Without a working LLM config, PaperPilot will pause and ask you to configure one first.

## Outputs

Each run writes:

- `task.json`
- `state.json`
- `manifest.json`
- `query_understanding.md`
- `plan.json`
- `protocol.json`
- `prompt_manifest.json`
- `registries.json`
- `events.jsonl`
- `metadata.json`
- `user_corpus_log.json`
- `corpus.json`
- `core_papers.json`
- `adjacent_papers.json`
- `excluded_papers.json`
- `ranked_papers.json`
- `verification.json`
- `quality_gate.json`
- `literature_matrix.json`
- `synthesis.json`
- `evidence_ledger.json`
- `review_agent_findings.json`
- `report.canonical.json`
- `reflection.json`
- `report.zh.md`
- `report.en.md`
- `report.zh.html`
- `report.en.html`
- `report.zh.pdf`
- `report.en.pdf`
- `download_log.json`
- `pdfs/`
- `fulltext/`
- `paper_notes.json`

The Chinese and English Markdown, HTML, and PDF reports are rendered from the same `report.canonical.json`, so paper lists and conclusions stay aligned.

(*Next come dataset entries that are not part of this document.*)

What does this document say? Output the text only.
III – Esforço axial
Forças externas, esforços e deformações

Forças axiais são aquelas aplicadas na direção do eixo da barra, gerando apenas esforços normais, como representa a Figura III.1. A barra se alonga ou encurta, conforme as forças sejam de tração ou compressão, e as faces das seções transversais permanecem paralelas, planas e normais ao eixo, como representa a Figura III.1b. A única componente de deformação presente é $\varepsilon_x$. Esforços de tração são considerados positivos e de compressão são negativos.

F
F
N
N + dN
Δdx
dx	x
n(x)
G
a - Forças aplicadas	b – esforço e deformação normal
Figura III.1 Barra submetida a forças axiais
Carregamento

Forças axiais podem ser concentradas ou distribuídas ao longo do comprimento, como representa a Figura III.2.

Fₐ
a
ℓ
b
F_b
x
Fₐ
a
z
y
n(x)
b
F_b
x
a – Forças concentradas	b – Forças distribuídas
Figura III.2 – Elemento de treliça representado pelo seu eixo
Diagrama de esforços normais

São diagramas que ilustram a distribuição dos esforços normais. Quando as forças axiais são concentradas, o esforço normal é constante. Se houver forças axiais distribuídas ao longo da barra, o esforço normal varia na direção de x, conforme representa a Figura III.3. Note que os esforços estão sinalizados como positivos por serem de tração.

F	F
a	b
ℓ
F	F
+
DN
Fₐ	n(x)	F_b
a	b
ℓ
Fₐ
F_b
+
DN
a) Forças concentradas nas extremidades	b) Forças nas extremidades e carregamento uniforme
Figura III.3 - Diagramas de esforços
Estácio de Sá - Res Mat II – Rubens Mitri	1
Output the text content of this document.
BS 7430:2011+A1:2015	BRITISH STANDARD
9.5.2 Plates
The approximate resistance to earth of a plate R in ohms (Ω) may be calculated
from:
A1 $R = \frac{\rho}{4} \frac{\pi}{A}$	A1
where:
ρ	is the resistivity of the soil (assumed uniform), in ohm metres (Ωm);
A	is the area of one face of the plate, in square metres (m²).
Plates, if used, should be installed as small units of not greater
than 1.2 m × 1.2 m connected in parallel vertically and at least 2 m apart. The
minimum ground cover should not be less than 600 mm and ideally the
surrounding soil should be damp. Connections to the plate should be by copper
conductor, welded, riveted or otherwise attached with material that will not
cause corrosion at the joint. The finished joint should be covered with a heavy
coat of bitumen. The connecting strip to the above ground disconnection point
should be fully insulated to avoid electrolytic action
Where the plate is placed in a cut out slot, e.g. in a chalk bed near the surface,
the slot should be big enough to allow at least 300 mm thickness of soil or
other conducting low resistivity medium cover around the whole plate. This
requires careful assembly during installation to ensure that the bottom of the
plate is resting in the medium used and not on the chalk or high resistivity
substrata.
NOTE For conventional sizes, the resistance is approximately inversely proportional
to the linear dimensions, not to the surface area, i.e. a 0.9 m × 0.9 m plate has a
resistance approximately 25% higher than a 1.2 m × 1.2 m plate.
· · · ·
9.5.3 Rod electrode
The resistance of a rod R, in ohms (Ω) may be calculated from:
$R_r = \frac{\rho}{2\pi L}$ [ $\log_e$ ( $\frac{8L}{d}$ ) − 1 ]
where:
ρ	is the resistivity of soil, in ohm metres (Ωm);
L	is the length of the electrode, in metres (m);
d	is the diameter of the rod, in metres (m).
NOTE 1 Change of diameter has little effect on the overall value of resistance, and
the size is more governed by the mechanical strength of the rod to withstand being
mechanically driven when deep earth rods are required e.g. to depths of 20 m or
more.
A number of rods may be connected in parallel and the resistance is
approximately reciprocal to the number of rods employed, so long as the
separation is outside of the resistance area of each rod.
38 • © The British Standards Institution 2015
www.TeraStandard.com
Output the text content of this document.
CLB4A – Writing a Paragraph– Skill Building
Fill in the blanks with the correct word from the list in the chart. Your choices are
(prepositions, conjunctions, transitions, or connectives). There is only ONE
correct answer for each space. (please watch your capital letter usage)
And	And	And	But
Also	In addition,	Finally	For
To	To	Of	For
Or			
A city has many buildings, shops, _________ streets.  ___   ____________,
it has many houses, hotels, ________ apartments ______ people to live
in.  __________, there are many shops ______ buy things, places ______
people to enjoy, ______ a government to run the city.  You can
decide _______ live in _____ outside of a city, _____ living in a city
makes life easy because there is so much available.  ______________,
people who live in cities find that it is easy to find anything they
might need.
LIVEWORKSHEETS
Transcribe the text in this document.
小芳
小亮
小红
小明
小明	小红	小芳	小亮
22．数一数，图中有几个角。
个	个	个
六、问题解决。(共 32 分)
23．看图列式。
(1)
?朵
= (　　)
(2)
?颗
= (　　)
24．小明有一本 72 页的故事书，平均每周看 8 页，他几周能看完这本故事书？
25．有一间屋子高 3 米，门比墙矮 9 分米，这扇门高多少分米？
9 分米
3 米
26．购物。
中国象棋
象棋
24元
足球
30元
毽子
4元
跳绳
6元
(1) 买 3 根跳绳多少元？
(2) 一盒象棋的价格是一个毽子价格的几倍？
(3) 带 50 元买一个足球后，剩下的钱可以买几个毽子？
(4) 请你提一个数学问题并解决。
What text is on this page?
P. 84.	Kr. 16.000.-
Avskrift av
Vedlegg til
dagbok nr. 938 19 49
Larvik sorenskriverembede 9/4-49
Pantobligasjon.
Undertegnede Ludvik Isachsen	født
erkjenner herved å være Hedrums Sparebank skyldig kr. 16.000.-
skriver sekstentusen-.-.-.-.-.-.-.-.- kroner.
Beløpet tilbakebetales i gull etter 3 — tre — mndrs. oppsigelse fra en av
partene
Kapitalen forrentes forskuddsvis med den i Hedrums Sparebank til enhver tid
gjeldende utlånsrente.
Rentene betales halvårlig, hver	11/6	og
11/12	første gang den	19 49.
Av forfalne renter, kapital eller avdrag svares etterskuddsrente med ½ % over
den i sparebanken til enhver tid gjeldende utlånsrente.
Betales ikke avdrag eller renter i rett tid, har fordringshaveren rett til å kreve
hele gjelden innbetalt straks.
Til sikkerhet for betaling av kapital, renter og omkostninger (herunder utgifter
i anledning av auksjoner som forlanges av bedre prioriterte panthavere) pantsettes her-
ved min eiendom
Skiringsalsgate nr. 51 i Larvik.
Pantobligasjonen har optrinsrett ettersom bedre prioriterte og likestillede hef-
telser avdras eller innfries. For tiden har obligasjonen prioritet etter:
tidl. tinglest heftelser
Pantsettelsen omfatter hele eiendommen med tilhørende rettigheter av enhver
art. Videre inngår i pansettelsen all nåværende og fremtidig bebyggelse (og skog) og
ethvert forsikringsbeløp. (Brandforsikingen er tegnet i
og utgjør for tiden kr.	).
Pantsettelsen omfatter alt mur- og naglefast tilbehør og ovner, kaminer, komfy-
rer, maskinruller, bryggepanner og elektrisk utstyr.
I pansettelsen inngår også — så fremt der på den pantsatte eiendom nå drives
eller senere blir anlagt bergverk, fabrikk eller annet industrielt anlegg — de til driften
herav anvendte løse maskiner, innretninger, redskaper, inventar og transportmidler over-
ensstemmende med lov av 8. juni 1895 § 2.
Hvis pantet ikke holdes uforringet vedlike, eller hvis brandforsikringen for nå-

Local corpus input is supported with `--user-corpus <file-or-dir>` for PDF, BibTeX, RIS, Markdown, and text files. User corpus entries are logged in `user_corpus_log.json`; skipped files include reasons instead of being silently dropped.

## GitHub Filter

```bash
literature-agent "retrieval augmented generation" --auto-confirm --github-filter required
```

- `any`: keep all papers and annotate code availability.
- `required`: the final report view keeps papers with a detected public code link; the full screened corpus is still saved.
- `none`: keep papers without detected public code links.

## v1.0 Quality Layer

- `prompt_manifest.json` records versioned prompt roles and required JSON keys.
- `registries.json` records the built-in ToolRegistry and CapabilityRegistry.
- `events.jsonl` records stage start/progress/completion events for inspection.
- `protocol.json` records research question, inclusion/exclusion rules, sources, and negative keywords.
- `corpus.json` stores every screened paper with `core`, `adjacent`, or `exclude` decisions.
- `verification.json` records DOI, URL, PDF, and code confidence status.
- `quality_gate.json` emits `pass`, `retry`, or `needs_user_attention`.
- `evidence_ledger.json` maps report-level claims to paper citations or `MATERIAL GAP`.
- `review_agent_findings.json` records SourceVerifier, RelevanceJudge, CitationCompliance, and Devil's Advocate checks.
- `literature_matrix.json` and `synthesis.json` support APA-style reports with evidence limits and AI disclosure.
- Reports include a real review narrative: field background, method families, representative paper summaries, method comparison, trends, and open questions.